芦屋広太一つ上のヒューマンマネジメント

5分で人を育てる技術 (29)“話が上手くない人”が説明すると必ず出てくる10の質問

初公開日:2007/09/26

 前回は,"話が分からない"と言われたことがある人向けに,「上手く説明するために,どんなチェック・ポイントがあるか」を藤井と坂本の説明力を比較しながら見ていただきました。

 さて,今回も前回の続きとして,藤井に説明力についてアドバイスした際のエピソードを紹介します。今回も,“仕事に役立つ7つの科目”の「(3)説得的会話」に関するノウハウがテーマです。なお,PDFファイルで「"話が上手くない人"が説明時に受ける質問10例と原因,対策表」を用意しましたので,会社の研修,教育にご活用いただければと思います。

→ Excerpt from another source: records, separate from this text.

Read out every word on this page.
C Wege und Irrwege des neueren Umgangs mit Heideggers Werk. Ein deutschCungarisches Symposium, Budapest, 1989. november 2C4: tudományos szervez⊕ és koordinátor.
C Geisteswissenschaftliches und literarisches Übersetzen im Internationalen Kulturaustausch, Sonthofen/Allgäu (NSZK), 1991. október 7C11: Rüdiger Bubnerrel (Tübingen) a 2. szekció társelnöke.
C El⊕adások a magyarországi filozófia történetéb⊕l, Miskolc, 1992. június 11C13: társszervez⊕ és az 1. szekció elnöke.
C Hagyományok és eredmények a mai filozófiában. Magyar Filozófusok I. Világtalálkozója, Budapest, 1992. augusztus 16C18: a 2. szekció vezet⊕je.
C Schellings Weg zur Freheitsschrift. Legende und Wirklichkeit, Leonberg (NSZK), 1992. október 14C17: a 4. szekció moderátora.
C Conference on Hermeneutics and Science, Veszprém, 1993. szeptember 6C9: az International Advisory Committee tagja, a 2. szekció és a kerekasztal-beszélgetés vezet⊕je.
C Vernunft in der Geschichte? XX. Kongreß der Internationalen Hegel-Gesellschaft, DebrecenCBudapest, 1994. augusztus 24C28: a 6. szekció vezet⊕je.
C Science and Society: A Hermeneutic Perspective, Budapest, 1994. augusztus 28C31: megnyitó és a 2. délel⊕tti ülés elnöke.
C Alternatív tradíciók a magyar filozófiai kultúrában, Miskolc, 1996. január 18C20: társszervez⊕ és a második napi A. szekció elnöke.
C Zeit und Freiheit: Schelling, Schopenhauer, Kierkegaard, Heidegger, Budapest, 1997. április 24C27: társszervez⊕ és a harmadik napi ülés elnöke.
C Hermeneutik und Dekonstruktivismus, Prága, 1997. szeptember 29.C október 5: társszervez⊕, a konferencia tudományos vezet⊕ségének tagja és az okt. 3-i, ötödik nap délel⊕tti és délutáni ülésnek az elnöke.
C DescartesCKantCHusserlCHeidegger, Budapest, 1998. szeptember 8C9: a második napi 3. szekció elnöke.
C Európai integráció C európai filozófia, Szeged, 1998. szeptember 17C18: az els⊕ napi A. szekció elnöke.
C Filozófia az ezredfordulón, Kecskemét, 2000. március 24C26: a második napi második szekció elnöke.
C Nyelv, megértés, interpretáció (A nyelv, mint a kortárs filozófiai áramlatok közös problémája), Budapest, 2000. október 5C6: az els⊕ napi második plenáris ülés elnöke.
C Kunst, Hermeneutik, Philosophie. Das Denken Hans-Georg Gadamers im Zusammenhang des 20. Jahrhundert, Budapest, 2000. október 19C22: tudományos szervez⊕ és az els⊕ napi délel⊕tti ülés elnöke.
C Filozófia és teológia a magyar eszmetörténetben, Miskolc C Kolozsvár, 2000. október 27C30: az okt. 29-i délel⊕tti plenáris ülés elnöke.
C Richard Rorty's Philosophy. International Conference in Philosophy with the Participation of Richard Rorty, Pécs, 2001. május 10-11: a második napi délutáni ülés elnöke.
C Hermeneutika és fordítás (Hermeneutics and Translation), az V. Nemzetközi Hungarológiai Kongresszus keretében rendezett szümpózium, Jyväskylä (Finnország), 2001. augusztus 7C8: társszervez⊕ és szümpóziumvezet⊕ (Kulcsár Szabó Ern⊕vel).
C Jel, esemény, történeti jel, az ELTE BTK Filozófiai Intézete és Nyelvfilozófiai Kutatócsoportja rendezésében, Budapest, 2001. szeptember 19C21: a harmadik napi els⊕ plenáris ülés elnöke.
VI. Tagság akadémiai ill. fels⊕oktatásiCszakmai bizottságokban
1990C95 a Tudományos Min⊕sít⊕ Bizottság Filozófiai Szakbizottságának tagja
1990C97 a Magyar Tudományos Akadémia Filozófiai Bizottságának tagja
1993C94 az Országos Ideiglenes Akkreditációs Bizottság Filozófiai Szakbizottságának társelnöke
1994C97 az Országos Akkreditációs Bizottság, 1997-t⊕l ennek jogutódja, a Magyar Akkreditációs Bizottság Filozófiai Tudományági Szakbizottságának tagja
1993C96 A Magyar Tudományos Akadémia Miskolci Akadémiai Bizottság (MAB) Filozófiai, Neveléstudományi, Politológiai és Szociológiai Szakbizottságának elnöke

「話が分からない」と言われる人は,どんな質問をされているか。

芦屋:藤井,前回の打ち合わせで僕は君に「話が分からないと言われたことがあるだろう」と言った。そして,君は不満そうに「YES」と言った。

藤井:まあ,事実は事実ですので・・・

芦屋:君の話は「分かる説明」のルールを満たしていないから,「分かりにくい」と言われるんだ。ルールというのは,前回説明した「上手い説明の10のルール」だ。

上手い説明の10のルール
1.構造的に話す
2.「テーマや目的」を最初に明確に伝える
3.結論(概要)を最初に話す
4.重要なことから話す
5.重要事項を決めておく
6.事実と意見,推定は分ける
7.感情的な表現は省く
8.修飾語を必要以上に混ぜない
9.省略しすぎない
10.一歩,一歩理解させながら話す

芦屋:基本的にこれに注意すれば,最低限の「分かりやすさ」は担保できるように考えてある。これを使ってちょっと前回の君の説明と,坂本の説明を比べてみよう。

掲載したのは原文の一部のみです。